Our house is stuffed with books. I don’t choose the word “stuffed” lightly. There are times when no matter where I look in our house, there are stacks of books in sight. Shelves overflowing with books, floors littered with books, stacks of books sprouting on tables and chairs and the ends of beds. I don’t necessarily mind that we have so many books (although I do wish we had more shelving space for them). What frustrates me, instead, is that we have so many books I have yet to read. So many. Whenever I see a book I haven’t read yet, I get anxious.

Time’s running out. Why haven’t you read me yet? I might be a masterpiece, but you’d never know. You’re too busy downloading books to your Hoopla app or your Kindle, or getting a book on loan from the library.

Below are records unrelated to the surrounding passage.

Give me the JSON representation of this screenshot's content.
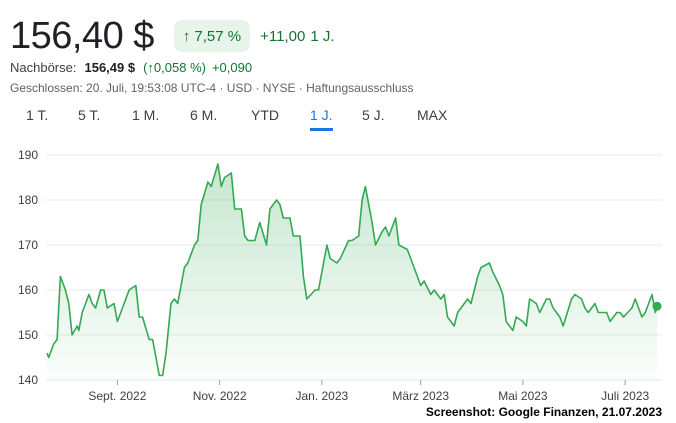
{
  "quote": {
    "price": "156,40 $",
    "change_pct": "7,57 %",
    "change_abs": "+11,00",
    "change_period": "1 J."
  },
  "after_hours": {
    "label": "Nachbörse:",
    "price": "156,49 $",
    "change_pct": "(↑0,058 %)",
    "change_abs": "+0,090"
  },
  "meta": "Geschlossen: 20. Juli, 19:53:08 UTC-4 · USD · NYSE · Haftungsausschluss",
  "tabs": [
    "1 T.",
    "5 T.",
    "1 M.",
    "6 M.",
    "YTD",
    "1 J.",
    "5 J.",
    "MAX"
  ],
  "active_tab": "1 J.",
  "colors": {
    "line": "#34a853",
    "positive": "#137333",
    "positive_bg": "#e6f4ea",
    "accent": "#1a73e8",
    "gridline": "#e8eaed"
  },
  "credit": "Screenshot: Google Finanzen, 21.07.2023",
  "chart_data": {
    "type": "area",
    "ylim": [
      140,
      190
    ],
    "yticks": [
      190,
      180,
      170,
      160,
      150,
      140
    ],
    "xlim": [
      "2022-07-21",
      "2023-07-20"
    ],
    "xticks": [
      {
        "date": "2022-09-01",
        "label": "Sept. 2022"
      },
      {
        "date": "2022-11-01",
        "label": "Nov. 2022"
      },
      {
        "date": "2023-01-01",
        "label": "Jan. 2023"
      },
      {
        "date": "2023-03-01",
        "label": "März 2023"
      },
      {
        "date": "2023-05-01",
        "label": "Mai 2023"
      },
      {
        "date": "2023-07-01",
        "label": "Juli 2023"
      }
    ],
    "grid": true,
    "series": [
      {
        "x": [
          "2022-07-21",
          "2022-07-22",
          "2022-07-25",
          "2022-07-27",
          "2022-07-29",
          "2022-08-01",
          "2022-08-03",
          "2022-08-05",
          "2022-08-08",
          "2022-08-09",
          "2022-08-11",
          "2022-08-15",
          "2022-08-17",
          "2022-08-19",
          "2022-08-22",
          "2022-08-24",
          "2022-08-26",
          "2022-08-30",
          "2022-09-01",
          "2022-09-06",
          "2022-09-08",
          "2022-09-12",
          "2022-09-14",
          "2022-09-16",
          "2022-09-20",
          "2022-09-22",
          "2022-09-26",
          "2022-09-28",
          "2022-09-30",
          "2022-10-03",
          "2022-10-05",
          "2022-10-07",
          "2022-10-11",
          "2022-10-13",
          "2022-10-17",
          "2022-10-19",
          "2022-10-21",
          "2022-10-25",
          "2022-10-27",
          "2022-10-31",
          "2022-11-02",
          "2022-11-04",
          "2022-11-08",
          "2022-11-10",
          "2022-11-14",
          "2022-11-16",
          "2022-11-18",
          "2022-11-22",
          "2022-11-25",
          "2022-11-29",
          "2022-12-01",
          "2022-12-05",
          "2022-12-07",
          "2022-12-09",
          "2022-12-13",
          "2022-12-15",
          "2022-12-19",
          "2022-12-21",
          "2022-12-23",
          "2022-12-28",
          "2022-12-30",
          "2023-01-04",
          "2023-01-06",
          "2023-01-10",
          "2023-01-12",
          "2023-01-17",
          "2023-01-19",
          "2023-01-23",
          "2023-01-25",
          "2023-01-27",
          "2023-01-31",
          "2023-02-02",
          "2023-02-06",
          "2023-02-08",
          "2023-02-10",
          "2023-02-14",
          "2023-02-16",
          "2023-02-21",
          "2023-02-23",
          "2023-02-27",
          "2023-03-01",
          "2023-03-03",
          "2023-03-07",
          "2023-03-09",
          "2023-03-13",
          "2023-03-15",
          "2023-03-17",
          "2023-03-21",
          "2023-03-23",
          "2023-03-27",
          "2023-03-29",
          "2023-03-31",
          "2023-04-04",
          "2023-04-06",
          "2023-04-11",
          "2023-04-13",
          "2023-04-17",
          "2023-04-19",
          "2023-04-21",
          "2023-04-25",
          "2023-04-27",
          "2023-05-01",
          "2023-05-03",
          "2023-05-05",
          "2023-05-09",
          "2023-05-11",
          "2023-05-15",
          "2023-05-17",
          "2023-05-19",
          "2023-05-23",
          "2023-05-25",
          "2023-05-30",
          "2023-06-01",
          "2023-06-05",
          "2023-06-07",
          "2023-06-09",
          "2023-06-13",
          "2023-06-15",
          "2023-06-20",
          "2023-06-22",
          "2023-06-26",
          "2023-06-28",
          "2023-06-30",
          "2023-07-05",
          "2023-07-07",
          "2023-07-11",
          "2023-07-13",
          "2023-07-17",
          "2023-07-19",
          "2023-07-20"
        ],
        "y": [
          146,
          145,
          148,
          149,
          163,
          160,
          157,
          150,
          152,
          151,
          155,
          159,
          157,
          156,
          160,
          160,
          156,
          157,
          153,
          158,
          160,
          161,
          154,
          154,
          149,
          149,
          141,
          141,
          146,
          157,
          158,
          157,
          165,
          166,
          170,
          171,
          179,
          184,
          183,
          188,
          183,
          185,
          186,
          178,
          178,
          172,
          171,
          171,
          175,
          170,
          178,
          180,
          179,
          176,
          176,
          172,
          172,
          163,
          158,
          160,
          160,
          170,
          167,
          166,
          167,
          171,
          171,
          172,
          180,
          183,
          175,
          170,
          173,
          174,
          172,
          176,
          170,
          169,
          167,
          163,
          161,
          162,
          159,
          160,
          158,
          159,
          154,
          152,
          155,
          157,
          158,
          157,
          163,
          165,
          166,
          164,
          161,
          159,
          153,
          151,
          154,
          153,
          152,
          158,
          157,
          155,
          158,
          158,
          156,
          154,
          152,
          158,
          159,
          158,
          156,
          155,
          157,
          155,
          155,
          153,
          155,
          155,
          154,
          156,
          158,
          154,
          155,
          159,
          155,
          156.4
        ]
      }
    ]
  }
}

When I check out a book from the library, I sometimes get the feeling of an unfaithful wife stepping out on her man. I’m having an affair with one of these outside books. What about all the perfectly good books I have at home? They’re just waiting for me to notice them, to pick them up and start reading. What’s holding me back?

We honestly have enough unread books in our house for me to read two or three a month for years before I’ve exhausted them all. And yet, I’m off to the library again this week to pick up a book on hold.

Maybe when I’ve finished with my current crop of library books, I can embark on a new challenge for the summer. Maybe I only read books that can be found in our house from June through August. No outside books. Just me and the unread stacks on the floor (and on the bed, and on the nightstand, and on the ledges of bookshelves).

I’ll have to make exceptions for my weekly book club’s book, but otherwise, I’m sticking close to home for my reading choices. I can always go back to checking out library books when fall begins, but for the summer at least, I can only check out materials from the home library.

It will be hard to forgo digital books, though. I have SO MANY on my Kindle that I want to read, and SO MANY from Hoopla that I want to download. But it’ll only be three months, and for three months, I can stick with paperbacks and hardcovers. This will have the added bonus of showing my kids that I can live a life without constant screen time. Yes, more often than not, I’m using my screens for reading purposes, but my kids don’t always get that. They just see mom staring at a screen for half a day (not counting my desktop, which I stare at for the other half of the day).

If I’m only reading the books on our shelves, then they’ll see me with my nose in a book. A real, physical book. That will be a good thing to model to my children.

(Not that they don’t already love reading and have their own noses in books constantly, but I know they feel the allure of the screens too. They often make their own “phones” out of paper or cardboard and “play games” and “open apps” on them, which is really just them pressing on the pictures they drew on the paper and playing pretend, but still. It’s adorable, but also worrying that they desire a phone so badly.)

I know this challenge will mean rearranging my reading list a bit. Instead of reading my digital copy of Kothar and the Demon Queen, I’ll have to switch to reading the Fred Saberhagen paperback I got for my birthday a couple of years ago, or the copy of Witch World my husband brought home from a resale shop a while back. Instead of reading a new ebook about the craft of writing, I’ll have to pick up a non-fiction book from home about some other skill or art. And instead of getting the latest political book from the library, I can dive into the history and philosophy books we already have.

We have tons of comic books I’ve never read, tons of pulp books I’ve never read, tons of history and science books I’ve never read, and tons of contemporary and classic novels I’ve never read. I really won’t lack for variety, I just need to shift my plan to accommodate what’s on our shelves and not what’s available via inter-library loan.

As soon as I finish the library and ebooks I’m currently reading, I’ll make the switch to at-home books only. No more stepping out. At least for the summer.